At 03:47 AM 8/22/2006 , Roger Merel wrote:

Agree with Drew.  Have a few additional comments on other reachs:

For reach objectives, we should start with customer based needs (for broad market potential) and only amend if an obvious technical limitation with compelling economics can t readily meet the broad customer need.

Specifically:

- Long Reach probably should be set at 80km rather than 100km (as this is the common hut-to-hut amplifier spacing in telecom)

- While 50m does serve a useful portion of the market (smaller datacenters and/or the size of a large computer cluster), it is somewhat constraining as I ve been lead to understand that the reach needed in larger datacenters is continuing to out-grow the 100m meter definition but the 100m definition at least serves the customer well.  Certainly 10G-BaseT worked awfully hard to get to 100m (for Datacenter interconnect).

I wouldn't attach a lot of creedence to the 10GBASE-T goal for 100 meters.

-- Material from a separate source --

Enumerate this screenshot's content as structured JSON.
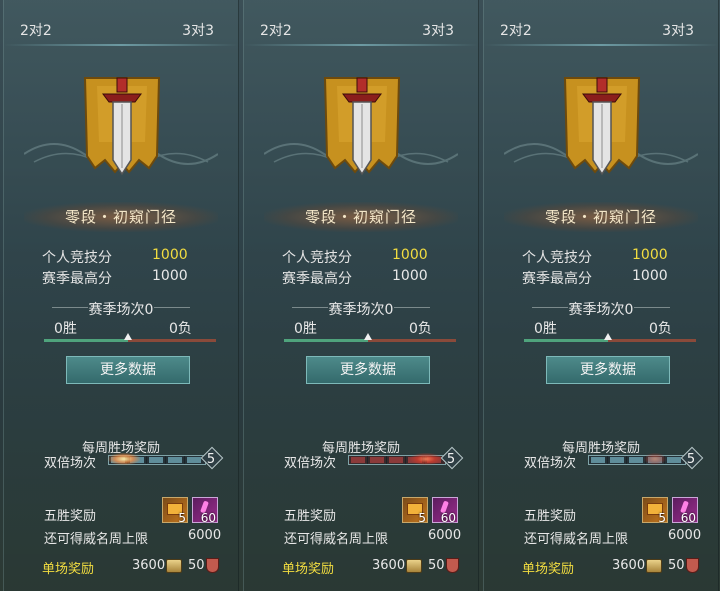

It was, I believe, mainly driven by the traditional distance in horizontal (i.e. wiring closet to desktop) distances rather than any thorough examination of data center requirements.

Geoff


- For both in-building reaches (50m & 300m; or 100m & 300m), the bigger issue which affects the PMD is the loss budget arising from the number of patch panels.  The shorter / datacenter reach should include a budget for 1 patch panel.  The longer / enterprise reach should include a budget for 2 patch panels (one in the datacenter and 1 in the remote switch closet).


From: Drew Perkins [mailto:dperkins@xxxxxxxxxxxx]
Sent: Tuesday, August 22, 2006 1:24 AM
To: STDS-802-3-HSSG@xxxxxxxxxxxxxxxxx
Subject: Re: [HSSG] Reach Objectives

 

John,

 

I suggest dividing Metro into Metro Short Reach at 10 km (equivalent application to 10GBASE-LR) and Metro Intermediate Reach at 40 km (equivalent application to 10GBASE-ER).

 

Drew

_____________________________

 

Drew Perkins

Chief Technology Officer

Infinera Corporation

1322 Bordeaux Drive

Sunnyvale, CA  94089

 

Phone:  408-572-5308

Cell:       408-666-1686

Fax:        408-904-4644

Email:    dperkins@xxxxxxxxxxxx

WWW :  http://www.infinera.com

 

 

_____________________________

 

From: John DAmbrosia [mailto:jdambrosia@xxxxxxxxxxxxxxxxxxx]
Sent: Monday, August 21, 2006 9:38 PM
To: STDS-802-3-HSSG@xxxxxxxxxxxxxxxxx
Subject: [HSSG] Reach Objectives

 

All,

We have had some conversation on the reflector regarding reach objectives.  Summarizing what has been discussed on the reflector I see the following

 

Reach Objectives

Long-Haul   --> 100+ km

Metro       --> 10+ km

Data Center --> 50m & 300m

 

Data Center Reach Segregation

Intra-rack

Inter-rack

Horizontal runs

Vertical risers

 

Use this data to identify a single low-cost solution that would address a couple of the reach objectives

 

Other Areas

During the course of the CFI there were individuals who wanted Backplane Applications kept in for consideration, but I have not heard any further input in this area.  Are there still individuals who wish to propose Backplane as an objective?